Under Section 553 it is not mandatory that the debt and claim be of an identical character. The only requirement is that the debt and claim be mutual — that something is owed by both sides. See, Ivanhoe Bldg. & Loan Association v. Orr, 295 U.S. 243, 55 S. Ct. 685, 79 L. Ed. 1419 (1935). In the case at bar there are mutual obligations between the United States and the debtor.

48 B.R. at 3.

In the present case it is clear that the obligations for tax penalties owed by the debtor to the United States did not arise out of the same transaction as the claims by the debtor for shipping charges. Nevertheless, it is this Court's view that there is a mutuality of obligation. Each party owes a debt, and each party owes it directly to the other. It follows that the United States is entitled as a matter of law to setoff the tax penalties against shipping charges owed to the debtor.

The United States Attorney shall prepare and submit an appropriate order consistent with the foregoing and in accordance with Local Rule 13.

NOTES

[1] IML and Tradex agree that $42,225.00 is presently due and owing to the IRS for federal highway use tax, and further stipulated that that amount may be setoff against the United States' obligation to IML.

[2] Section 6656(a) imposes a penalty, without a reasonable cause, for failure to make a deposit of taxes. To defeat the penalties under this statute there must be a showing that the taxpayer's default was due to reasonable cause and not due to willful neglect. Marvel v. United States, 719 F.2d 1507, 1516 (10th Cir.1983).

[3] Section 6651(a) provides a uniform general rule as to the additions to tax for failure to file a tax return. Under this rule, a taxpayer may avoid the addition to the tax for delinquent filing by showing that the delinquency was due to reasonable cause. H.R.Rep. No. 1337, 83d Cong., 2d Sess. (1954), reprinted in 1954 U.S. Code Cong. & Admin.News, pp. 4017, 4566; S.Rep. No. 1622, 83d Cong., 2d Sess. (1954), reprinted in 1954 U.S.Code Cong. & Admin. News, p. 5240. Penalties for failure to file returns are mandatory unless failure is due to reasonable cause and not due to willful neglect. Ferrando v. United States, 245 F.2d 582, 587 (9th Cir.1957); Sanders v.

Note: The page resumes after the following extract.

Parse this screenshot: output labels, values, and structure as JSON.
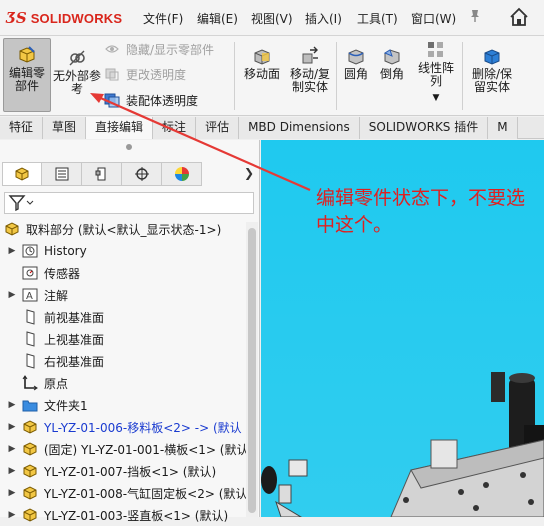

Commissioner, 225 F.2d 629, 636-37 (10th Cir.1955), cert. denied 350 U.S. 967, 76 S. Ct. 435, 100 L. Ed. 839 (1956).

[4] Section 6657 provides a specific penalty for giving the IRS a bad check in payment of any tax liability. The penalty does not apply if the taxpayer tendered the check in good faith and with reasonable cause to believe that it would be paid upon presentment. See House Report, supra note 3, at 4567; Senate Report, supra note 3, at 5244.

[5] By agreement of the parties, the factual issues regarding the debtor's possible defenses to these tax penalties shall not be considered and the Court's ruling will be limited to whether or not the United States may setoff prepetition tax penalties against prepetition shipping charges.